MIT professor Scott Aaronson wrote a nice piece title P vs. NP for dummies”, that I found when browsing HackerNews. And while browsing in the rest of site, more for the sake curiosity than for any other reason, I found professor Aaronson’s teaching statement. It’s a wonderfully lucid and sober document, and one that I wish had read in the beginning of my undergraduate years. The document is small (4 pages long), and well worth reading in its entirety, but I quote the passage that stroke me the most. The author makes five suggestions to make undergraduate teaching more rewarding; here’s the first one:
Teach Theoretical Computer Science as a Liberal-Arts Course. Whenever students are taking
our courses not out of intellectual curiosity but to fulﬁll the requirements for a degree, we will always
be ﬁghting an uphill battle. Not even the clearest, best-organized lecturer on earth can get around a
fundamental fact: that the typical student headed for a career at Microsoft (i) will never need to know the Master Theorem, (ii) knows she’ll never need to know the Master Theorem, (iii) doesn’t want to know the Master Theorem, and (iv) will immediately forget the Master Theorem if forced to learn it.
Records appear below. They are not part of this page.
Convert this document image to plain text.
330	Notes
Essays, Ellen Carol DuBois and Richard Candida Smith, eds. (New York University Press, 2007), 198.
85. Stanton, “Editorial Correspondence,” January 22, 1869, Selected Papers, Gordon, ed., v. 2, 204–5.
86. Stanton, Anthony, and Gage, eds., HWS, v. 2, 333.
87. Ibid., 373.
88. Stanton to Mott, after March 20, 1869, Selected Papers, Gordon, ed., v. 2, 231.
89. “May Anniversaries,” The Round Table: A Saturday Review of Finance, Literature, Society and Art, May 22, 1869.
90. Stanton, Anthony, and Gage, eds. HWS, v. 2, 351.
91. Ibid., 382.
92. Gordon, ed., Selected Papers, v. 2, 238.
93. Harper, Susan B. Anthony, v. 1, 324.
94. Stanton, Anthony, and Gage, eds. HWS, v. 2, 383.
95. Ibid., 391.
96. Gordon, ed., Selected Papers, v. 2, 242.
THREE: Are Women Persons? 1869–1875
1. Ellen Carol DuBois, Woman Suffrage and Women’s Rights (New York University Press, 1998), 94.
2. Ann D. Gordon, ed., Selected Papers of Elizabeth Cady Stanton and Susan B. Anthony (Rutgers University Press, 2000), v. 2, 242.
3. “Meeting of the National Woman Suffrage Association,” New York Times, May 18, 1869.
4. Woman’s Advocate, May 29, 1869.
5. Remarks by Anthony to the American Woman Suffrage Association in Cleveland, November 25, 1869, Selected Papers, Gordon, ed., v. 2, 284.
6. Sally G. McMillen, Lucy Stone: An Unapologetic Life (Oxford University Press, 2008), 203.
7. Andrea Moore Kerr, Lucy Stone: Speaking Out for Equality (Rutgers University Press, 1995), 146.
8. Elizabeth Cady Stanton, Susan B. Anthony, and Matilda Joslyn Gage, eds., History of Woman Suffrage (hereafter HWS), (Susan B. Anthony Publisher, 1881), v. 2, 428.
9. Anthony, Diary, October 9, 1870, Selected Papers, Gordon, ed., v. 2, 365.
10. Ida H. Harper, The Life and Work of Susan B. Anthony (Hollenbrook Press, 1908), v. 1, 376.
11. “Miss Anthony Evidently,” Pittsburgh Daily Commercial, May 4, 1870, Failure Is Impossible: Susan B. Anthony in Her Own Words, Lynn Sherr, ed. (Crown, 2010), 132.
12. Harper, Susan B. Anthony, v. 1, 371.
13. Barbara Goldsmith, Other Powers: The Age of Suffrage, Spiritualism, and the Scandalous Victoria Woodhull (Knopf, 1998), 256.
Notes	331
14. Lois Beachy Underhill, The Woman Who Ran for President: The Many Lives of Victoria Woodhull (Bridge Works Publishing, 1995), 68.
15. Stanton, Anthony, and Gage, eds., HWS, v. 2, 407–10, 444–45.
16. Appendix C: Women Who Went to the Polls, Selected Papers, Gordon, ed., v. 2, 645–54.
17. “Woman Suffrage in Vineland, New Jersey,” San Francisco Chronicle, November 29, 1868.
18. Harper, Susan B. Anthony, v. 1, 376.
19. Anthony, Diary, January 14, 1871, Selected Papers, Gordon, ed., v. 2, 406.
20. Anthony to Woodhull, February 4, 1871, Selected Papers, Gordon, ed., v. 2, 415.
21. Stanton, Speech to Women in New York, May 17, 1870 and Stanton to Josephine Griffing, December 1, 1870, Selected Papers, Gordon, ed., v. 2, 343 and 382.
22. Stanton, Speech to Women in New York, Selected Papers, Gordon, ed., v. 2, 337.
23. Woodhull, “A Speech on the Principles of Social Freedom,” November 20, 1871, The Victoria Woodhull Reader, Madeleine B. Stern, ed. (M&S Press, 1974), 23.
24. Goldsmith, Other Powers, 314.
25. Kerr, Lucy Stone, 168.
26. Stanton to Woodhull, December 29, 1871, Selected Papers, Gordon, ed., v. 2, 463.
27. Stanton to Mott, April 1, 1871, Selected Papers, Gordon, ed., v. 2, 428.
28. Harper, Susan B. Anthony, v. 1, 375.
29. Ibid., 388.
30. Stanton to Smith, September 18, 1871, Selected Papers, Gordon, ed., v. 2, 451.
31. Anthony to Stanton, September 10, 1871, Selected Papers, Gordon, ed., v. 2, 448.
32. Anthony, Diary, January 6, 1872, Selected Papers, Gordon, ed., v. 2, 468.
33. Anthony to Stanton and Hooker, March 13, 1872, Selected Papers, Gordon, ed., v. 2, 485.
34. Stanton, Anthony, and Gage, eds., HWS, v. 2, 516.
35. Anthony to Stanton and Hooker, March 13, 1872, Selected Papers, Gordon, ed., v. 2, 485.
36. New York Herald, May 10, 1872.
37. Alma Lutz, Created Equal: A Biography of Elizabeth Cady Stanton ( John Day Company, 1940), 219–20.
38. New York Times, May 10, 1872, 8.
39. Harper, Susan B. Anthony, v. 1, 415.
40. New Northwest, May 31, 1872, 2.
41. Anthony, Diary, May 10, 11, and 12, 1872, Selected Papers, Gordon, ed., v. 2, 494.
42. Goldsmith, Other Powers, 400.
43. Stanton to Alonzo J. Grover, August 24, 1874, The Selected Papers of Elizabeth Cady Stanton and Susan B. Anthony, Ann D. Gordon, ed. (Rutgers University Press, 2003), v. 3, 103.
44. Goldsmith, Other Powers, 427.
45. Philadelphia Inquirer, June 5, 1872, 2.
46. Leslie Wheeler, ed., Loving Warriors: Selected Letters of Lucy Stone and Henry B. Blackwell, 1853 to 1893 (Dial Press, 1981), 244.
Faced with this reality, I believe the best service we can provide for non-theory students is to teach them theoretical computer science essentially as a liberal-arts course. Aspiring computer scientists should know that they will not be gloriﬁed toaster repairmen, but part of a grand intellectual tradition stretching back to Euclid, Leibniz, and Gauss. They should know that, in Dijkstra’s words, “computer science is no more about computers than astronomy is about telescopes”—that the quarry we’re after is not a slightly-faster C compiler but a deeper understanding of life, mind, mathematics, and the physical world. They should know what the P versus NP question is asking and why it’s so diﬃcult. They should be regaled with stories of Turing’s codebreaking in World War II, and of Gödel writing a letter to the dying von Neumann about “a mathematical problem of which your opinion would very much interest me.” They should be challenged as to whether they would have had the insights of Edmonds, Cook, Karp, and Valiant, had they lived a few decades earlier. And they should be prepared to appreciate future breakthroughs in theoretical computer science on the scale of Shor’s algorithm or Primes in P. From the discussions at websites such as Slashdot, it’s clear that the “general nerd public” has enormous curiosity about these breakthroughs, and it’s also clear that the level of curiosity greatly exceeds the level of understanding.